Alice has an undirected tree with n nodes labeled from 0 to n - 1. The tree is represented as a 2D integer array edges of length n - 1 where edges[i] = [ai, bi] indicates that there is an edge between nodes ai and bi in the tree.

Quick Facts

  • Difficulty: Hard
  • Premium: No
  • Tags: Tree, Depth-First Search, Array, Hash Table, Dynamic Programming

Intuition

Fast membership checks and value lookups are the heart of this problem, which makes a hash map the natural choice.

By storing what we have already seen (or counts/indexes), we can answer the question in one pass without backtracking.

Approach

Scan the input once, using the map to detect when the condition is satisfied and to update state as you go.

This keeps the solution linear while remaining easy to explain in an interview setting.

Steps:

  • Initialize a hash map for seen items or counts.
  • Iterate through the input, querying/updating the map.
  • Return the first valid result or the final computed value.

Example

Input: edges = [[0,1],[1,2],[1,3],[4,2]], guesses = [[1,3],[0,1],[1,0],[2,4]], k = 3 Output: 3 Explanation: Root = 0, correct guesses = [1,3], [0,1], [2,4] Root = 1, correct guesses = [1,3], [1,0], [2,4] Root = 2, correct guesses = [1,3], [1,0], [2,4] Root = 3, correct guesses = [1,0], [2,4] Root = 4, correct guesses = [1,3], [1,0] Considering 0, 1, or 2 as root node leads to 3 correct guesses.

Python Solution

class Solution: def rootCount( self, edges: List[List[int]], guesses: List[List[int]], k: int ) -> int: def dfs1(i, fa): nonlocal cnt for j in g[i]: if j != fa: cnt += gs[(i, j)] dfs1(j, i) def dfs2(i, fa): nonlocal ans, cnt ans += cnt >= k for j in g[i]: if j != fa: cnt -= gs[(i, j)] cnt += gs[(j, i)] dfs2(j, i) cnt -= gs[(j, i)] cnt += gs[(i, j)] g = defaultdict(list) for a, b in edges: g[a].append(b) g[b].append(a) gs = Counter((u, v) for u, v in guesses) cnt = 0 dfs1(0, -1) ans = 0 dfs2(0, -1) return ans

Complexity

The time complexity is O(n+m)O(n + m)O(n+m) and the space complexity is O(n+m)O(n + m)O(n+m), where nnn and mmm are the lengths of edgesedgesedges and guessesguessesguesses respectively.
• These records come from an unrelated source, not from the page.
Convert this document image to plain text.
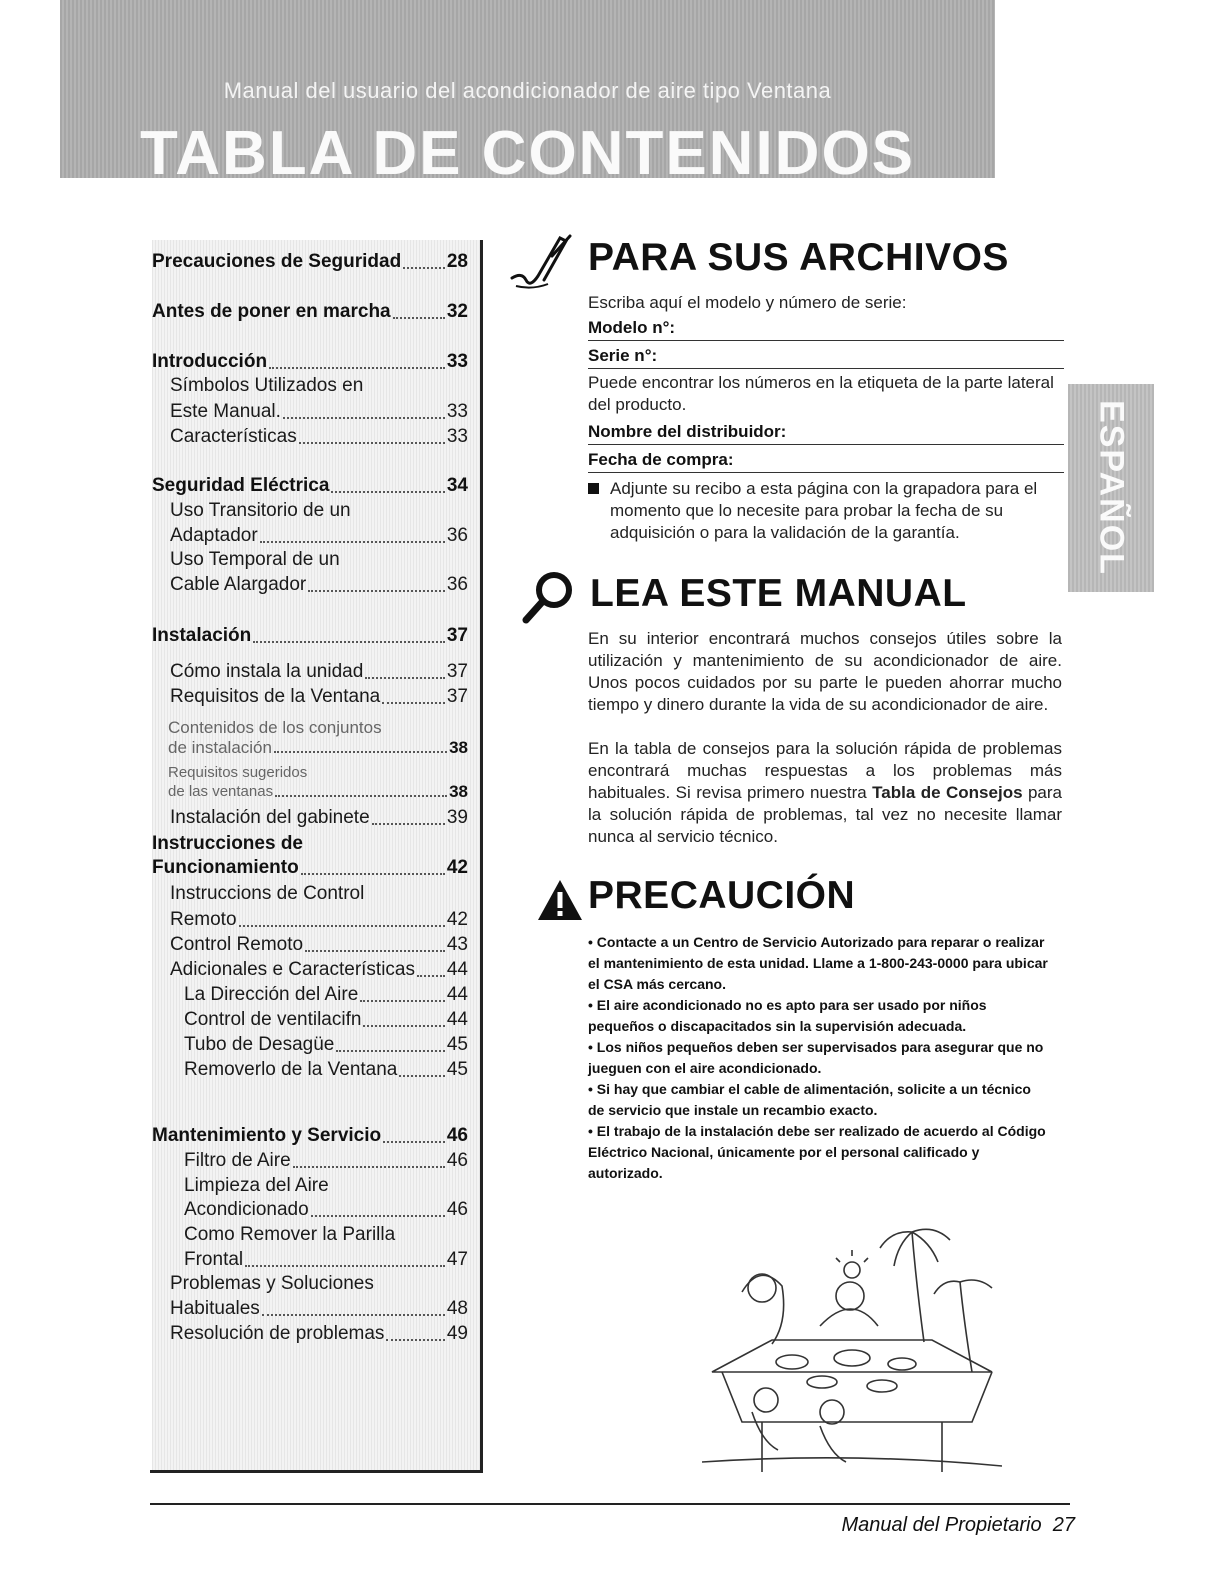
Manual del usuario del acondicionador de aire tipo Ventana
TABLA DE CONTENIDOS
Precauciones de Seguridad 28
Antes de poner en marcha	32
Introducción	33
Símbolos Utilizados en
Este Manual.	33
Características	33
Seguridad Eléctrica	34
Uso Transitorio de un
Adaptador	36
Uso Temporal de un
Cable Alargador	36
Instalación	37
Cómo instala la unidad	37
Requisitos de la Ventana	37
Contenidos de los conjuntos
de instalación	38
Requisitos sugeridos
de las ventanas	38
Instalación del gabinete	39
Instrucciones de
Funcionamiento	42
Instruccions de Control
Remoto	42
Control Remoto	43
Adicionales e Características 44
La Dirección del Aire	44
Control de ventilacifn	44
Tubo de Desagüe	45
Removerlo de la Ventana	45
Mantenimiento y Servicio	46
Filtro de Aire	46
Limpieza del Aire
Acondicionado	46
Como Remover la Parilla
Frontal	47
Problemas y Soluciones
Habituales	48
Resolución de problemas	49
PARA SUS ARCHIVOS
Escriba aquí el modelo y número de serie:
Modelo n°:
Serie n°:
Puede encontrar los números en la etiqueta de la parte lateral del producto.
Nombre del distribuidor:
Fecha de compra:
Adjunte su recibo a esta página con la grapadora para el momento que lo necesite para probar la fecha de su adquisición o para la validación de la garantía.
LEA ESTE MANUAL
En su interior encontrará muchos consejos útiles sobre la utilización y mantenimiento de su acondicionador de aire. Unos pocos cuidados por su parte le pueden ahorrar mucho tiempo y dinero durante la vida de su acondicionador de aire.
En la tabla de consejos para la solución rápida de problemas encontrará muchas respuestas a los problemas más habituales. Si revisa primero nuestra Tabla de Consejos para la solución rápida de problemas, tal vez no necesite llamar nunca al servicio técnico.
PRECAUCIÓN
• Contacte a un Centro de Servicio Autorizado para reparar o realizar el mantenimiento de esta unidad. Llame a 1-800-243-0000 para ubicar el CSA más cercano.
• El aire acondicionado no es apto para ser usado por niños pequeños o discapacitados sin la supervisión adecuada.
• Los niños pequeños deben ser supervisados para asegurar que no jueguen con el aire acondicionado.
• Si hay que cambiar el cable de alimentación, solicite a un técnico de servicio que instale un recambio exacto.
• El trabajo de la instalación debe ser realizado de acuerdo al Código Eléctrico Nacional, únicamente por el personal calificado y autorizado.
ESPAÑOL
Manual del Propietario 27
The space complexity is O(n+m)O(n + m)O(n+m), where nnn and mmm are the lengths of edgesedgesedges and guessesguessesguesses respectively.

Edge Cases and Pitfalls

Watch for boundary values, empty inputs, and duplicate values where applicable. If the problem involves ordering or constraints, confirm the invariant is preserved at every step.

Summary

This Python solution focuses on the essential structure of the problem and keeps the implementation interview-friendly while meeting the constraints.